You're not alone in the confusion — this is probably the most debated technical decision in mobile product development right now, and the "right" answer genuinely depends on your specific situation. Let me try to cut through the noise.
Go native (Swift for iOS, Kotlin for Android) if:
Your app relies heavily on device-specific hardware — camera, AR features, biometrics, Bluetooth
You need absolute peak performance (gaming, real-time video processing, complex animations)
You have the budget for two separate development tracks and two teams
Your user base has a strongly skewed platform preference (e.g., UAE's iPhone penetration is quite high in certain demographics)

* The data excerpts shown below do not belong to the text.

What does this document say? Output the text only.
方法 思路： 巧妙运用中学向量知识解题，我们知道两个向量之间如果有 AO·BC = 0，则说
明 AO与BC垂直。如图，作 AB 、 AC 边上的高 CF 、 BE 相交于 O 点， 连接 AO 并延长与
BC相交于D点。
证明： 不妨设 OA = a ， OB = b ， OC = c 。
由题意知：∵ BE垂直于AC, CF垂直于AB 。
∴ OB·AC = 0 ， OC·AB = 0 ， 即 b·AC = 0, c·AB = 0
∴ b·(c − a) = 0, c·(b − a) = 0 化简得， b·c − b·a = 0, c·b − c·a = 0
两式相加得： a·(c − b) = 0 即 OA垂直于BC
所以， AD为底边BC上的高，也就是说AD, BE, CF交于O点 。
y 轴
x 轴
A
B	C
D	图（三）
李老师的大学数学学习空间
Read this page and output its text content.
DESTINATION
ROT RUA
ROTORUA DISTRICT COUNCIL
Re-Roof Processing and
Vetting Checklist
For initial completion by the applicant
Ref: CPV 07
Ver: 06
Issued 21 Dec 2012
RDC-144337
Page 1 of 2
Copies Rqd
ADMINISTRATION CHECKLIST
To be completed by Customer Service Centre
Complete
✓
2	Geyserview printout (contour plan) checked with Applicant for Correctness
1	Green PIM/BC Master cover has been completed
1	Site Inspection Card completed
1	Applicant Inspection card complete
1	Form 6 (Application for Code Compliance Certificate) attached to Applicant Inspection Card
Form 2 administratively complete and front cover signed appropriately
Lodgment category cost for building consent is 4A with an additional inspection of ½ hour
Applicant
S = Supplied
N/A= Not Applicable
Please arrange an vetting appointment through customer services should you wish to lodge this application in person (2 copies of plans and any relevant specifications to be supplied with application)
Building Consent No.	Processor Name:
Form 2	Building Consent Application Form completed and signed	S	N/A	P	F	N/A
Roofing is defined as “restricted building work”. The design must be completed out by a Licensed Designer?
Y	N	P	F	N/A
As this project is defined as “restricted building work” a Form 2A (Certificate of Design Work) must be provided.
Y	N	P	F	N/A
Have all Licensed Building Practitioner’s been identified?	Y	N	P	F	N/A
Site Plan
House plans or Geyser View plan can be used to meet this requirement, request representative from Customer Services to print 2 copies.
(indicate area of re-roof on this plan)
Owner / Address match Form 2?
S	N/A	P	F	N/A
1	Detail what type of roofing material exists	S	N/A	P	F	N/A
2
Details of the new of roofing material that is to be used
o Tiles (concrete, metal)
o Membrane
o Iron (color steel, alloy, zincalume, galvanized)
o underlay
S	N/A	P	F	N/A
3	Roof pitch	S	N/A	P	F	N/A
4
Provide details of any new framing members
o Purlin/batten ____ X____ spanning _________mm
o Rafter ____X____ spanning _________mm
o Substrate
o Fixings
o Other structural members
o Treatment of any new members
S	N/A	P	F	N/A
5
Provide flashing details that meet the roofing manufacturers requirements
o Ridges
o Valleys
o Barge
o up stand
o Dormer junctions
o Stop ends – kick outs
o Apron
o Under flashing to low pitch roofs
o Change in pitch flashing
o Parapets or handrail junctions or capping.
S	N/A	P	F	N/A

Go cross-platform (Flutter or React Native) if:
You're a startup or SME working with a realistic budget
Your app is primarily UI-driven without heavy device-layer requirements
You want to ship to both iOS and Android simultaneously without doubling timelines
Speed to market matters more than squeezing every last frame of performance
In the UAE specifically, the split between iOS and Android users is more balanced than many assume you really do need both platforms for meaningful market coverage, which makes the cross-platform argument stronger for most startups.
From conversations I've had with app developers in the UAE, Flutter seems to be gaining more ground in the regional development community because of its strong rendering engine and improving Arabic/RTL support. I spoke with someone at Developer Bazaar Technologies a while back who made a compelling case for Flutter for a mid-complexity app precisely because of how well it handles bilingual layouts which is a real UX concern for any app targeting the local UAE market.
My honest advice: don't let the framework decision paralyze you. Pick based on your app's core needs and your team's genuine expertise, not trends.